The light startled me out of my state. At first I thought that the light from their flashlights was a product of my fevered dreams. It was only until I looked up at them and into their faces that I knew I wasn’t hallucinating. They looked at me in a mixture of shock, terror, and disgust at having seen me at my most human state. They weren’t sure if I was a monster or man. I’m still not sure of that myself.
I don’t know how long I had been in the cargo hold, but I am aware of a few things. At some point, I had striped off my make-shift coat. I must have been in the cargo hold for at least a couple of days, feeding off of the marrow of the other passengers’ corpses. The cargo was not insulated; it was so cold in there, but I couldn’t leave. It was nice and dark and comfortable at the time. They took me back to civilization, a shell of my former self.
My first concrete memory of being back in civilization was when I first caught sight of the monster. They had put me up in a hotel for the night while they decided what to do with me. They wanted to charge me with murder and desecration. I couldn’t think of anything to do so I paced in my room for hours. It was in this boredom that I first caught sight of the monster that plagues me to this very day.
I was still pacing when I first saw it. It was fiendish and grotesque thing. Its nose and fingertips were black and there was a feral, knife-sliced grin plastered across its face. It was gaunt and emaciated. I wanted to scream, but I was paralyzed. It took me a few moments before I realized that the monster I had seen was my reflection. I recall something Elie Wiesel wrote, “From the depths of the mirror a corpse gazed back at me.

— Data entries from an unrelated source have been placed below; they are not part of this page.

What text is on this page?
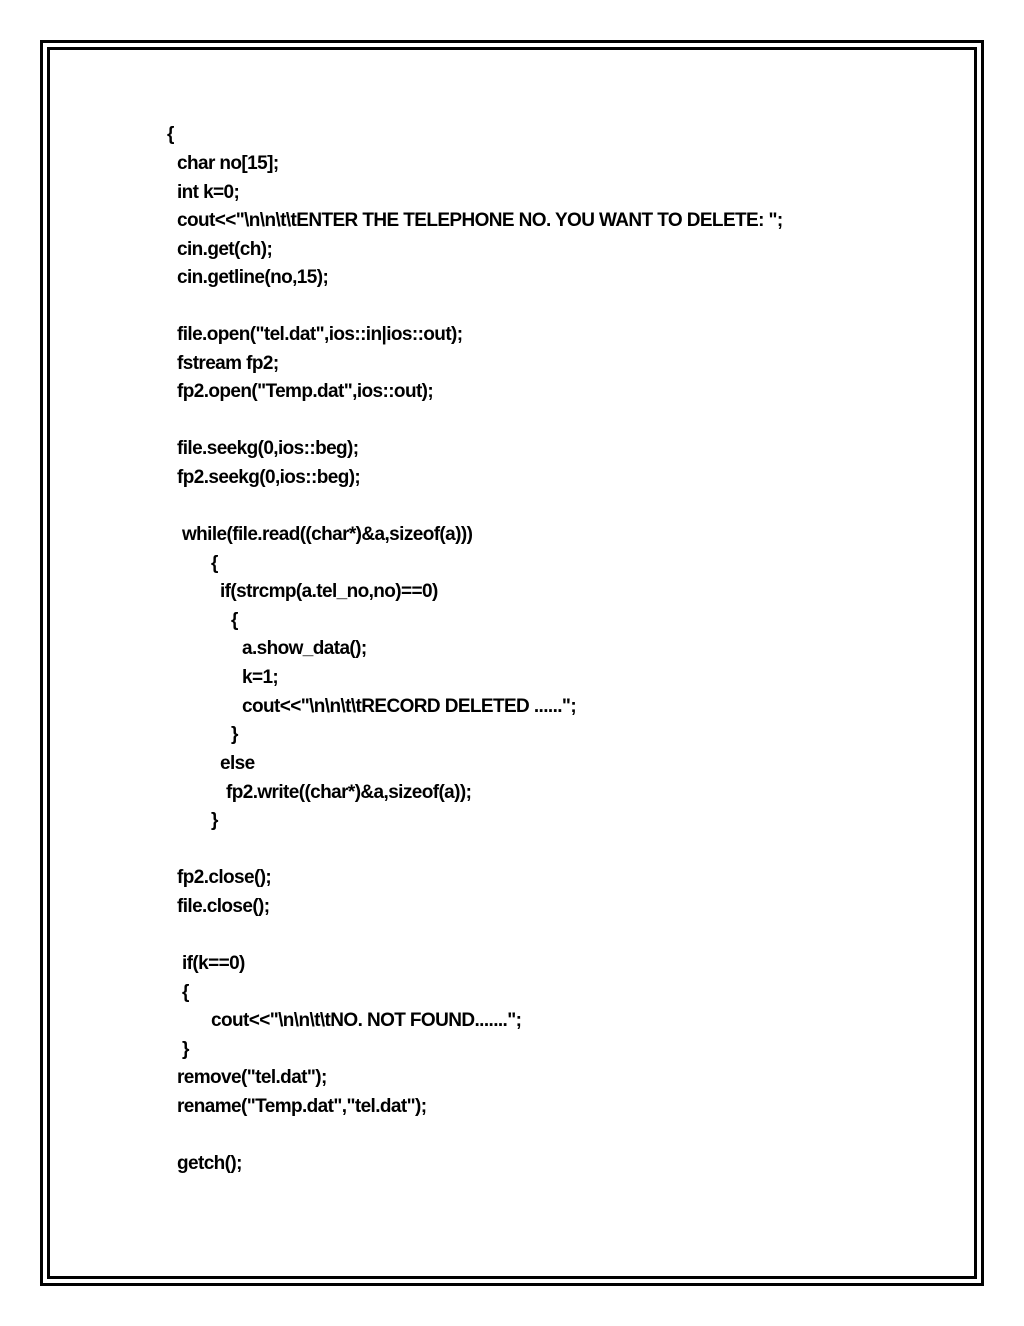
{
char no[15];
int k=0;
cout<<"\n\n\t\tENTER THE TELEPHONE NO. YOU WANT TO DELETE: ";
cin.get(ch);
cin.getline(no,15);
file.open("tel.dat",ios::in|ios::out);
fstream fp2;
fp2.open("Temp.dat",ios::out);
file.seekg(0,ios::beg);
fp2.seekg(0,ios::beg);
while(file.read((char*)&a,sizeof(a)))
{
if(strcmp(a.tel_no,no)==0)
{
a.show_data();
k=1;
cout<<"\n\n\t\tRECORD DELETED ......";
}
else
fp2.write((char*)&a,sizeof(a));
}
fp2.close();
file.close();
if(k==0)
{
cout<<"\n\n\t\tNO. NOT FOUND.......";
}
remove("tel.dat");
rename("Temp.dat","tel.dat");
getch();
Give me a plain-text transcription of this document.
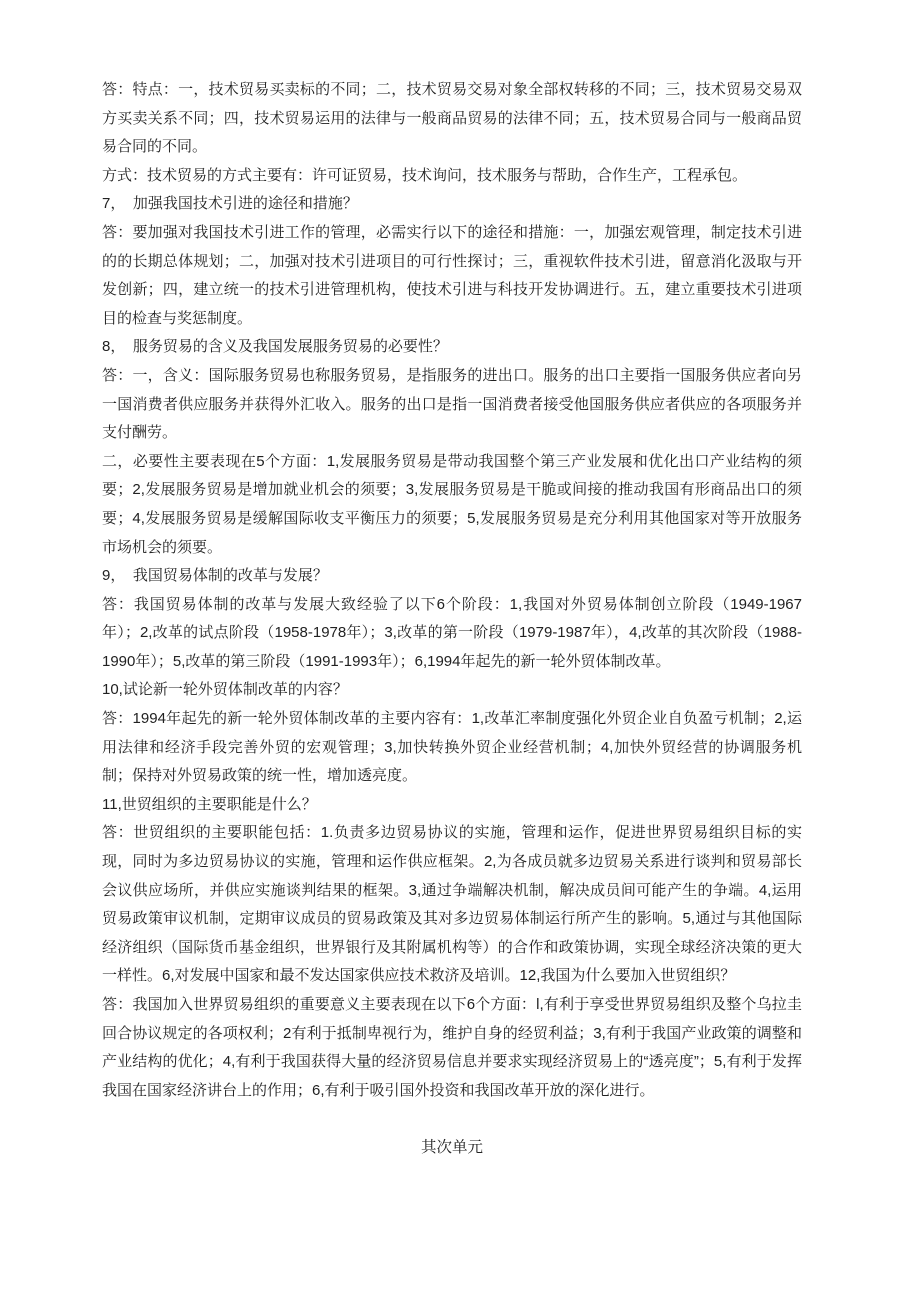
答：特点：一，技术贸易买卖标的不同；二，技术贸易交易对象全部权转移的不同；三，技术贸易交易双方买卖关系不同；四，技术贸易运用的法律与一般商品贸易的法律不同；五，技术贸易合同与一般商品贸易合同的不同。

方式：技术贸易的方式主要有：许可证贸易，技术询问，技术服务与帮助，合作生产，工程承包。

7，　加强我国技术引进的途径和措施？

答：要加强对我国技术引进工作的管理，必需实行以下的途径和措施：一，加强宏观管理，制定技术引进的的长期总体规划；二，加强对技术引进项目的可行性探讨；三，重视软件技术引进，留意消化汲取与开发创新；四，建立统一的技术引进管理机构，使技术引进与科技开发协调进行。五，建立重要技术引进项目的检查与奖惩制度。

8，　服务贸易的含义及我国发展服务贸易的必要性？

答：一，含义：国际服务贸易也称服务贸易，是指服务的进出口。服务的出口主要指一国服务供应者向另一国消费者供应服务并获得外汇收入。服务的出口是指一国消费者接受他国服务供应者供应的各项服务并支付酬劳。

二，必要性主要表现在5个方面：1,发展服务贸易是带动我国整个第三产业发展和优化出口产业结构的须要；2,发展服务贸易是增加就业机会的须要；3,发展服务贸易是干脆或间接的推动我国有形商品出口的须要；4,发展服务贸易是缓解国际收支平衡压力的须要；5,发展服务贸易是充分利用其他国家对等开放服务市场机会的须要。

9，　我国贸易体制的改革与发展？

答：我国贸易体制的改革与发展大致经验了以下6个阶段：1,我国对外贸易体制创立阶段（1949-1967年）；2,改革的试点阶段（1958-1978年）；3,改革的第一阶段（1979-1987年），4,改革的其次阶段（1988-1990年）；5,改革的第三阶段（1991-1993年）；6,1994年起先的新一轮外贸体制改革。

10,试论新一轮外贸体制改革的内容？

答：1994年起先的新一轮外贸体制改革的主要内容有：1,改革汇率制度强化外贸企业自负盈亏机制；2,运用法律和经济手段完善外贸的宏观管理；3,加快转换外贸企业经营机制；4,加快外贸经营的协调服务机制；保持对外贸易政策的统一性，增加透亮度。

11,世贸组织的主要职能是什么？

答：世贸组织的主要职能包括：1.负责多边贸易协议的实施，管理和运作，促进世界贸易组织目标的实现，同时为多边贸易协议的实施，管理和运作供应框架。2,为各成员就多边贸易关系进行谈判和贸易部长会议供应场所，并供应实施谈判结果的框架。3,通过争端解决机制，解决成员间可能产生的争端。4,运用贸易政策审议机制，定期审议成员的贸易政策及其对多边贸易体制运行所产生的影响。5,通过与其他国际经济组织（国际货币基金组织，世界银行及其附属机构等）的合作和政策协调，实现全球经济决策的更大一样性。6,对发展中国家和最不发达国家供应技术救济及培训。12,我国为什么要加入世贸组织？

答：我国加入世界贸易组织的重要意义主要表现在以下6个方面：l,有利于享受世界贸易组织及整个乌拉圭回合协议规定的各项权利；2有利于抵制卑视行为，维护自身的经贸利益；3,有利于我国产业政策的调整和产业结构的优化；4,有利于我国获得大量的经济贸易信息并要求实现经济贸易上的“透亮度”；5,有利于发挥我国在国家经济讲台上的作用；6,有利于吸引国外投资和我国改革开放的深化进行。

其次单元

The look in his eyes, as they stared into mine, have never left me.” I stared at the fiend transfixed for hours. I couldn’t tell who or what had survived that plane crash.
That is my story. This will be my last day in here. Tomorrow morning I will be gone. The image of the jury standing and declaring me innocent of murder is burned into my mind.
He stood and said, “We, the jury, find the defendant, Kaneo- Kaneonus… Mr. Blackwood to be innocent due to extenuating and debilitating circumstances.”
Tomorrow, I will be released back into the world.
To be truthful, I am ambivalent about the verdict. I am not sure if I should be released back into the world. A part of me yearns to be free and another part of me demands that I be caged. Every night, I wake with a scream trapped in my throat and the salty and iron-esque taste of marrow is fresh in my mouth. I don’t know what is worse, the memory. Or that when I remember that taste. My stomach growls and I begin to salivate. I experience such a frightful hunger in the pit of my stomach. That sounds crazy right? I know it is crazy. That is why I am going to erase this, all of this. Even if I decided to delete this entire narration, I’m glad I told it. I’m glad to get all of this off of my chest.
After the departure of Kaneonuskatew Blackwood.
The prison guard sank into the chair with an over-exaggerated sigh. He was glad to see that freaky looking man leave. The trial was over, but the media shit-storm still swirled around them. The news stations were clamoring for information. He glanced back and forth to make sure there were no witnesses before he began. He turned on the computer and began searching for any relevant data Blackwood might have left behind. Anything, a letter or email to family or friends, would fetch a high price with them. The guard found no email, but he did manage to recover a document that had been deleted hours before Blackwood was released back into the world. The prison guard leaned forward and began to read the document with a hungry expression on his face. This would fetch a high price indeed.